Spiace dirlo, perché Marino, come è noto, a noi della brigata Pittsburgh ci sta simpatico da tempi non sospetti, ma se a Roma esistono grandi focolai di corruzione lo si deve certo a chi si attacca illegalmente alle mammelle della mucca ma indirettamente anche a chi ha pensato che fosse sufficiente un grazioso selfie in bicicletta o una giovanile passeggiata con lo zainetto da marziano per ridurre la corruttela in città. Piccolo ripassino per il nostro Ignazio la Morale – e non per voler essere romanocentrici ma solo perché Roma e la sua amministrazione sono lo specchio perfetto di un pezzo d’Italia arancione che strozzando il mercato non fa quello che dovrebbe fare per promuovere la legalità. Domanda. Può essere un presidio di legalità un comune ultra burocratizzato che ha più di 60 mila dipendenti, praticamente più della Fiat, che in due anni è riuscito a liquidare solo due delle infinite aziende municipalizzate decotte che esistono nella Capitale, e che continua a fischiettare mostrando la “v” di fronte a società partecipate che riescono a rimanere in piedi solo grazie a equilibrismi politici e contabili, e che solo in una città come Roma e in un paese benecomunista come l’Italia possono continuare a essere mantenute sotto l’ombrello della cosa pubblica?

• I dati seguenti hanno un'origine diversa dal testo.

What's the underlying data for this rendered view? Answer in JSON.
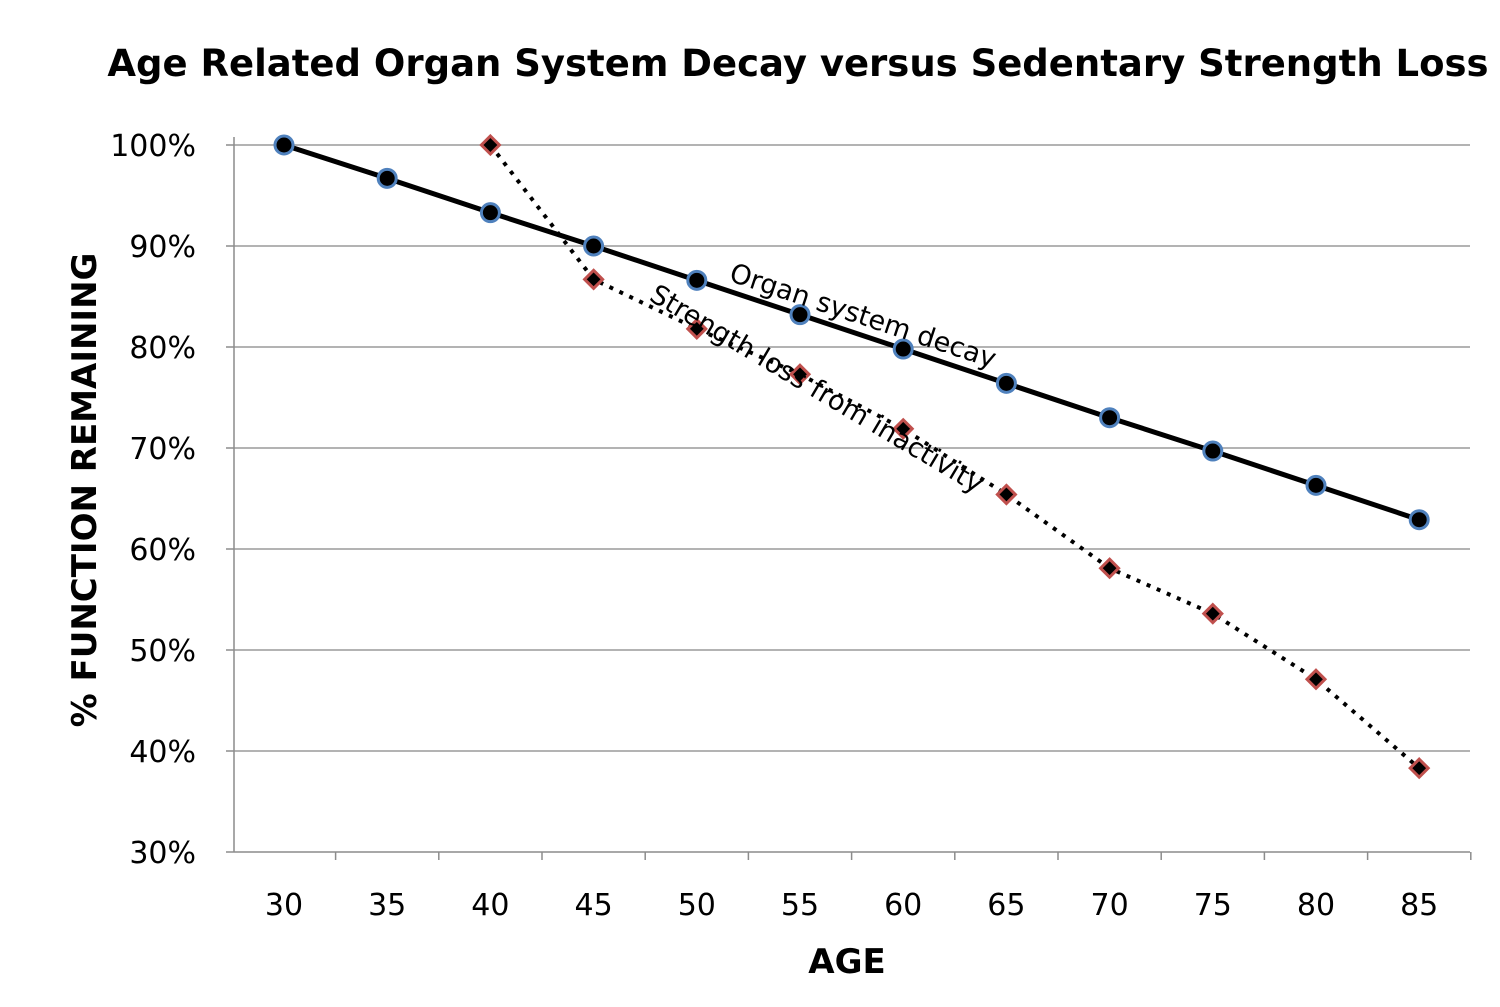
{
  "chart_data": {
    "type": "line",
    "title": "Age Related Organ System Decay versus Sedentary Strength Loss",
    "xlabel": "AGE",
    "ylabel": "% FUNCTION REMAINING",
    "x": [
      30,
      35,
      40,
      45,
      50,
      55,
      60,
      65,
      70,
      75,
      80,
      85
    ],
    "x_tick_labels": [
      "30",
      "35",
      "40",
      "45",
      "50",
      "55",
      "60",
      "65",
      "70",
      "75",
      "80",
      "85"
    ],
    "ylim": [
      0.3,
      1.0
    ],
    "y_ticks": [
      0.3,
      0.4,
      0.5,
      0.6,
      0.7,
      0.8,
      0.9,
      1.0
    ],
    "y_tick_labels": [
      "30%",
      "40%",
      "50%",
      "60%",
      "70%",
      "80%",
      "90%",
      "100%"
    ],
    "grid": "horizontal",
    "series": [
      {
        "marker": "circle",
        "line_style": "solid",
        "line_color": "#000000",
        "marker_fill": "#000000",
        "marker_edge": "#4f81bd",
        "x": [
          30,
          35,
          40,
          45,
          50,
          55,
          60,
          65,
          70,
          75,
          80,
          85
        ],
        "values": [
          1.0,
          0.967,
          0.933,
          0.9,
          0.866,
          0.832,
          0.798,
          0.764,
          0.73,
          0.697,
          0.663,
          0.629
        ]
      },
      {
        "marker": "diamond",
        "line_style": "dotted",
        "line_color": "#000000",
        "marker_fill": "#000000",
        "marker_edge": "#c0504d",
        "x": [
          40,
          45,
          50,
          55,
          60,
          65,
          70,
          75,
          80,
          85
        ],
        "values": [
          1.0,
          0.867,
          0.818,
          0.773,
          0.719,
          0.654,
          0.581,
          0.536,
          0.471,
          0.383
        ]
      }
    ],
    "annotations": [
      {
        "text": "Organ system decay",
        "series": 0
      },
      {
        "text": "Strength loss from inactivity",
        "series": 1
      }
    ]
  }
}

C’è l’esempio dell’Atac, l’azienda dei trasporti pubblici, con 12 mila dipendenti, di cui la metà amministrativi e non autisti, con un miliardo e mezzo di debiti, una perdita che ogni anno sfiora i 100 milioni; c’è l’esempio dell’Ama, l’azienda che si occupa con successo discutibile della pulizia della Capitale, che conta ogni anno circa 800 milioni di debiti e che riesce a rimanere in piedi grazie alle entrate della Tari; e potremmo continuare per ore, ma per pietà ci fermiamo qui.

Da questo punto di vista, se vogliamo, il keynesismo alla vaccinara interpretato da Marino con particolare virtuosismo è uno degli ingredienti del disastro romano: di un tessuto produttivo devastato, e dominato ormai dall’economia della pizza a taglio, che attrae inevitabilmente la corruzione e disincentiva allegramente gli investitori. Roma oggi è questo. E se a Marino un giorno dovesse essere chiesto di fare un passo indietro sarà anche per non aver capito che la battaglia contro l’illegalità non si fa giocando con i magistrati e gli amici di Casaleggio ma si fa tenendo distante dal comune la “v” di vacca, e sporcandosi il più possibile le mani con due parole più rivoluzionarie di un accordo con Casaleggio: efficienza e concorrenza. Un bacino al sindaco dalla brigata Pittsburgh.